20 - Freie Mitteilung
15. Mai 2019, 13:30 - 15:00, Sopra Grande, 4. OG
Colonic ischemia after endovascular aortic repair
A. Sommerau, S. Hofer, K. Pavotbawan, M. Furrer, Presenter: A. Sommerau (Chur)
Colonic ischemia (CI) after endovascular aortic repair (EVAR) in abdominal aortic aneurysm is a rare but severe complication. Several risk factors have been described, but their significance is unclear. Our aim was to analyse patient characteristics, presentation and outcome of CI after EVAR in our institution.
From June 2008 until December 2018 we performed 232 EVAR in patients with elective or ruptured abdominal aneurysm. We reviewed all patients regarding postoperative colon ischemia. Different predictors such as comorbidities, hypogastric (HA) and visceral artery patency, previous colon surgery, surgery time, severe intraoperative hypotension and blood loss were analysed in the patients with CI. The van Walraven comorbidity score (vWcs) was used for measuring patients individual risk.
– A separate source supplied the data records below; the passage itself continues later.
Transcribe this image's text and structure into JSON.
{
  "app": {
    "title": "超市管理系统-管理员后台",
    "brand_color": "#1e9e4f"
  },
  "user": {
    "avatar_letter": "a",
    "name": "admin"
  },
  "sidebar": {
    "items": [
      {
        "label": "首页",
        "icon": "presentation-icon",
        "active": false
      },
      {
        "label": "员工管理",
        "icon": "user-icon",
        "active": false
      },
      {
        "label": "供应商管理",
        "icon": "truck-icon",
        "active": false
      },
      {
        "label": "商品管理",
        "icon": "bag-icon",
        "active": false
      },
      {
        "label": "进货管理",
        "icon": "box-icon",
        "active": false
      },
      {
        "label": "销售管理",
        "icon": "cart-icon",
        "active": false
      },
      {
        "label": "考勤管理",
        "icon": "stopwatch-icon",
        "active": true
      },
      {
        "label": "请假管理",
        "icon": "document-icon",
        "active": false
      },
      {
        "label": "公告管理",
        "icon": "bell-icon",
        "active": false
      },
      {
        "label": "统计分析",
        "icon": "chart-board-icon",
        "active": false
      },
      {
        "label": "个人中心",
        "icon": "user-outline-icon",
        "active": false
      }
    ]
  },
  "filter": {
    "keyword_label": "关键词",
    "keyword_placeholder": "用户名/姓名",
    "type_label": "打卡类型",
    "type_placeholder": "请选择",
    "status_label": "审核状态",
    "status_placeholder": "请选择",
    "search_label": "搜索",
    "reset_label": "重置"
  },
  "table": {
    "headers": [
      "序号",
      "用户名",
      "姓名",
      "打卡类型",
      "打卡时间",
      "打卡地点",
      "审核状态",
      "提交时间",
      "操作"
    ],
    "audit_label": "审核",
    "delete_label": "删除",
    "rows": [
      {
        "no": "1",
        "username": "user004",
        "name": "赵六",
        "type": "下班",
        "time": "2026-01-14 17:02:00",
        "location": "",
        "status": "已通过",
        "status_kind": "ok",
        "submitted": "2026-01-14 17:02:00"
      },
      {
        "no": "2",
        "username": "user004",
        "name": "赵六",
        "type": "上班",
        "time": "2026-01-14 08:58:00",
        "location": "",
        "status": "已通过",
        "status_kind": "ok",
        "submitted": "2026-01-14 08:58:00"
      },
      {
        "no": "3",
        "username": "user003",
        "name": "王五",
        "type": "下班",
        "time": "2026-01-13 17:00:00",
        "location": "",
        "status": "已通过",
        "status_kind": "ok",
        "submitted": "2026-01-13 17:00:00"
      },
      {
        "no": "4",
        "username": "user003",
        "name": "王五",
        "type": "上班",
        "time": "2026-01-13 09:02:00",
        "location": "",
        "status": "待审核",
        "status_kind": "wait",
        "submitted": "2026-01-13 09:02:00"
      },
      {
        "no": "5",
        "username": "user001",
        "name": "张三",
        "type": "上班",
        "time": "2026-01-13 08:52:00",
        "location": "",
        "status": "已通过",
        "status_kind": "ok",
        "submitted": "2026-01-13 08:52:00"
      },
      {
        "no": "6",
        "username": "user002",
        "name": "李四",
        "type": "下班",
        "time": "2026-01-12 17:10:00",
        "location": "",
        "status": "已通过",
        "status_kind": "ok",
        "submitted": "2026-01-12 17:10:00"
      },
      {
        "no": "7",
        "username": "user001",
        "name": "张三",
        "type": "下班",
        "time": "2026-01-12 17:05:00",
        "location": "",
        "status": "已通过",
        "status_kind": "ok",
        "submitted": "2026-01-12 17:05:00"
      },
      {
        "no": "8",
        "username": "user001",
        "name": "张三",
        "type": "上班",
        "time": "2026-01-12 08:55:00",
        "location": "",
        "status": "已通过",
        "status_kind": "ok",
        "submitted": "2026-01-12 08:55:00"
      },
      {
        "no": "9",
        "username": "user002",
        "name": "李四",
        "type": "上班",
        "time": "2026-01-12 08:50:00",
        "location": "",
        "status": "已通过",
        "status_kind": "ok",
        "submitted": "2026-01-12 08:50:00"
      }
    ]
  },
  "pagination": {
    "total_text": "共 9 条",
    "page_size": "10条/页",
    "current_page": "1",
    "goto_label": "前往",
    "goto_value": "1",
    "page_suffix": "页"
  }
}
Two patients (0.9%) out of 232 developed a severe CI. None had previous colon surgery. In both patients one HA was occluded, the vWcs was high and surgery time was long with over 380 minutes. Additionally to the occluded HA, the first patient showed a stenosis of the superior mesenteric artery. During the procedure he had a relevant blood loss resulting from perforating the left common illiac artery. The blood pressure during this period did not fall below 80 mmHg. Additionally, a thrombosis in the remaining open left HA occurred. CI was diagnosed on day five and the patient died one day after hemicolectomy. The second patient had an additional aneurysm of the right HA. EVAR and an iliac branch stentgraft implantation on the right side were performed without any complications. Preservation of the right HA was achieved. On day two CI was diagnosed and treated by hemicolectomy, but the outcome was fatal because of a severe sepsis. Astonishingly, the postoperative CT scan of both patients showed an endoleak type II caused by a lumbal artery and the open inferior mesenteric artery. Microembolisms could not be detected in the histologic assessment of the removed left colon.
Predictability of CI after EVAR is challenging. The relevance of patency of HA and main visceral arteries remains unclear and may increase in combination with additional predictors. In patients showing several predictors as high vWcs, long operating times and HA occlusion, the threshold to rule out CI should be low to prevent late diagnosis and fatal outcome.